My academic research expands the archives of literature and the history of medicine by exploring genres of life writing in conjunction with scientific and cultural models of personhood, agency, and wellness. I am currently at work on a book project, “Pathographies: Sensation, Susceptibility, and Desire in Nineteenth-Century America.”

My interest in interdisciplinary scholarship began in Chicago with my work as Programming Fellow with the Chicago Humanities Festival and as English faculty at The Odyssey Project of Illinois Humanities. After moving to Indiana, I continued to focus on making academia accessible broad audiences, serving as Scholar-Facilitator for the Next Indiana Humanities Campfires Trek & Talk series on ecological literature and environmental stewardship. Then, as Project Director of Thirteenth: Literature and Legacy (2017), I partnered with university and community institutions to organize a reading and conversation series funded by the National Endowment for the Humanities and Indiana Humanities. This semester-long program generated community dialogue about three centuries of U.S. history and African American literature, culminating in a reexamination of race, mass incarceration, and social justice in the twenty-first century. From 2019-2021 I co-edited Soundings: An Interdisciplinary Journal.

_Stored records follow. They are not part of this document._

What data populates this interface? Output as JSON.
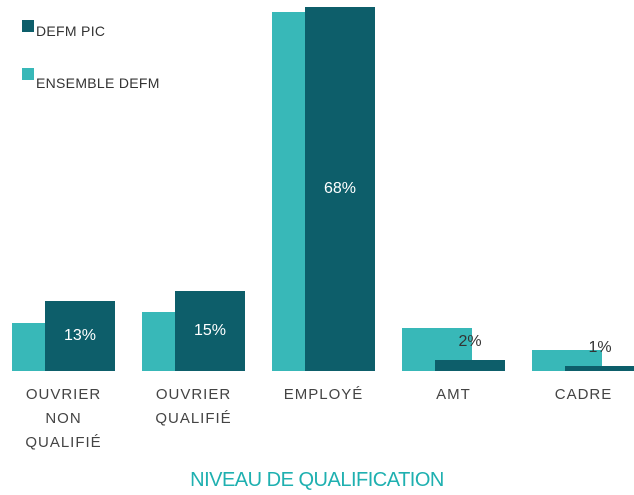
{
  "chart_data": {
    "type": "bar",
    "x_label": "NIVEAU DE QUALIFICATION",
    "categories": [
      "OUVRIER NON QUALIFIÉ",
      "OUVRIER QUALIFIÉ",
      "EMPLOYÉ",
      "AMT",
      "CADRE"
    ],
    "series": [
      {
        "name": "DEFM PIC",
        "color": "#0d5e6a",
        "values": [
          13,
          15,
          68,
          2,
          1
        ],
        "value_labels": [
          "13%",
          "15%",
          "68%",
          "2%",
          "1%"
        ]
      },
      {
        "name": "ENSEMBLE DEFM",
        "color": "#38b8b8",
        "values": [
          9,
          11,
          67,
          8,
          4
        ]
      }
    ]
  }
}
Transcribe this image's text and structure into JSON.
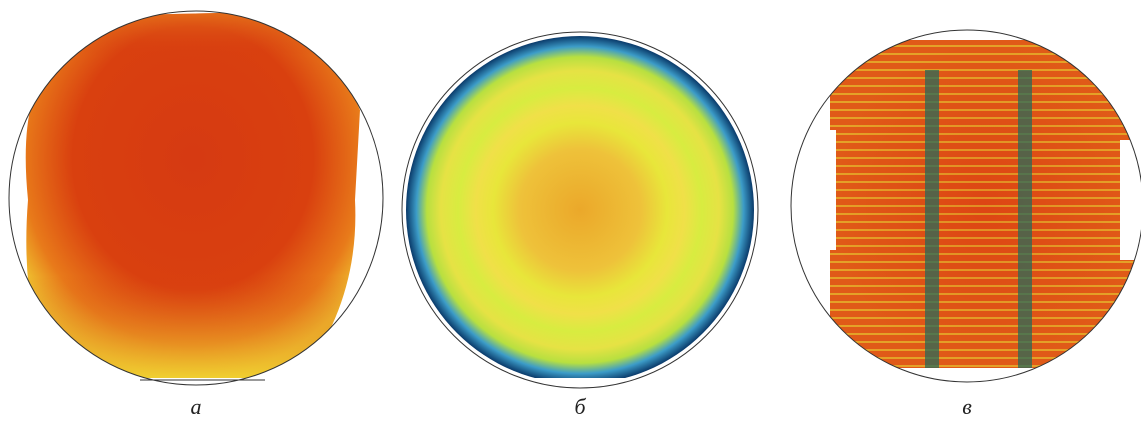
{
  "panels": [
    {
      "label": "а"
    },
    {
      "label": "б"
    },
    {
      "label": "в"
    }
  ]
}
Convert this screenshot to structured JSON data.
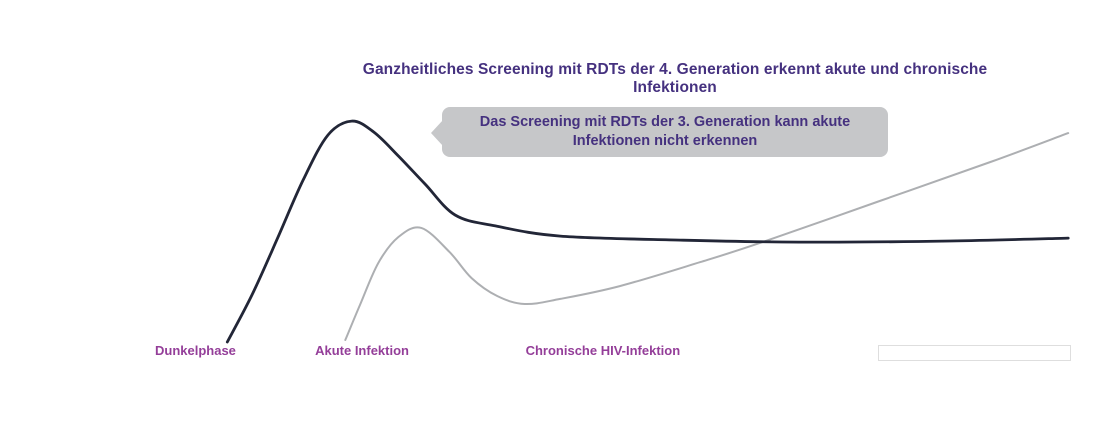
{
  "title": {
    "text": "Ganzheitliches Screening mit RDTs der 4. Generation erkennt akute und chronische Infektionen"
  },
  "callout": {
    "line1": "Das Screening mit RDTs der 3. Generation kann akute",
    "line2": "Infektionen nicht erkennen"
  },
  "colors": {
    "background": "#ffffff",
    "title_text": "#45317f",
    "callout_text": "#45317f",
    "callout_bg": "#c6c7c9",
    "phase_label_text": "#943e99",
    "curve_dark": "#222637",
    "area_fill": "#c6c7c9",
    "area_line": "#adafb2",
    "decline_line": "#ffffff",
    "footer_box_border": "#dedede"
  },
  "chart_data": {
    "type": "area",
    "title": "Ganzheitliches Screening mit RDTs der 4. Generation erkennt akute und chronische Infektionen",
    "x_unit": "Zeit (schematisch, 0-100, keine Achse sichtbar)",
    "y_unit": "Reaktivitaet / Niveau (schematisch, 0-100, keine Achse sichtbar)",
    "grid": false,
    "legend": false,
    "annotation_callout": "Das Screening mit RDTs der 3. Generation kann akute Infektionen nicht erkennen",
    "phases": [
      {
        "label": "Dunkelphase",
        "x": 0
      },
      {
        "label": "Akute Infektion",
        "x": 17.5
      },
      {
        "label": "Chronische HIV-Infektion",
        "x": 40.5
      }
    ],
    "series": [
      {
        "name": "dark-curve-4th-generation-screening",
        "type": "line",
        "color": "#222637",
        "points": [
          [
            7.9,
            0
          ],
          [
            10.6,
            21.2
          ],
          [
            13.4,
            46.8
          ],
          [
            16.2,
            73.0
          ],
          [
            18.9,
            93.2
          ],
          [
            21.5,
            99.5
          ],
          [
            23.9,
            94.6
          ],
          [
            26.6,
            83.8
          ],
          [
            29.5,
            71.2
          ],
          [
            32.8,
            57.2
          ],
          [
            37.2,
            52.3
          ],
          [
            44.3,
            47.7
          ],
          [
            57.4,
            45.9
          ],
          [
            70.5,
            45.0
          ],
          [
            86.9,
            45.5
          ],
          [
            99.8,
            46.8
          ]
        ]
      },
      {
        "name": "gray-area-3rd-generation-window",
        "type": "area",
        "line_color": "#adafb2",
        "fill_color": "#c6c7c9",
        "fill_from_index": 4,
        "baseline_y": 1.8,
        "points": [
          [
            20.8,
            0.9
          ],
          [
            22.4,
            16.7
          ],
          [
            24.4,
            35.6
          ],
          [
            26.6,
            47.3
          ],
          [
            29.1,
            51.4
          ],
          [
            32.2,
            40.5
          ],
          [
            34.6,
            28.8
          ],
          [
            37.4,
            20.7
          ],
          [
            40.4,
            17.1
          ],
          [
            44.3,
            19.4
          ],
          [
            50.8,
            25.2
          ],
          [
            59.6,
            36.0
          ],
          [
            66.4,
            45.0
          ],
          [
            79.2,
            63.5
          ],
          [
            91.3,
            81.1
          ],
          [
            99.8,
            94.1
          ]
        ]
      },
      {
        "name": "white-decline-line-inside-area",
        "type": "line",
        "color": "#ffffff",
        "points": [
          [
            29.3,
            50.9
          ],
          [
            32.5,
            26.6
          ],
          [
            35.7,
            2.3
          ]
        ]
      }
    ]
  }
}
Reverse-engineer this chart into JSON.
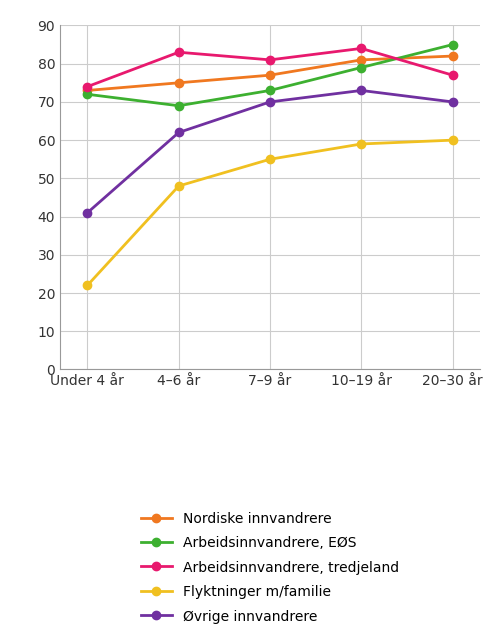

I completed my Ph.D. at Northwestern University in 2013, with subsequent teaching appointments at:

  • Northwestern University (2013-14): Visiting Assistant Professor of English; Instructor in the Medical Humanities & Bioethics program at the Feinberg School of Medicine

  • Indiana University Kokomo (2014-19): Assistant Professor of English; Indiana University Bicentennial Professor (2019-20, declined)

I now live in the Bay Area where I am Chair of the English Department at Menlo School in Atherton, CA. My writing has appeared in Mississippi Quarterly, Literature and MedicineESQCallalooand Arab Studies Quarterly.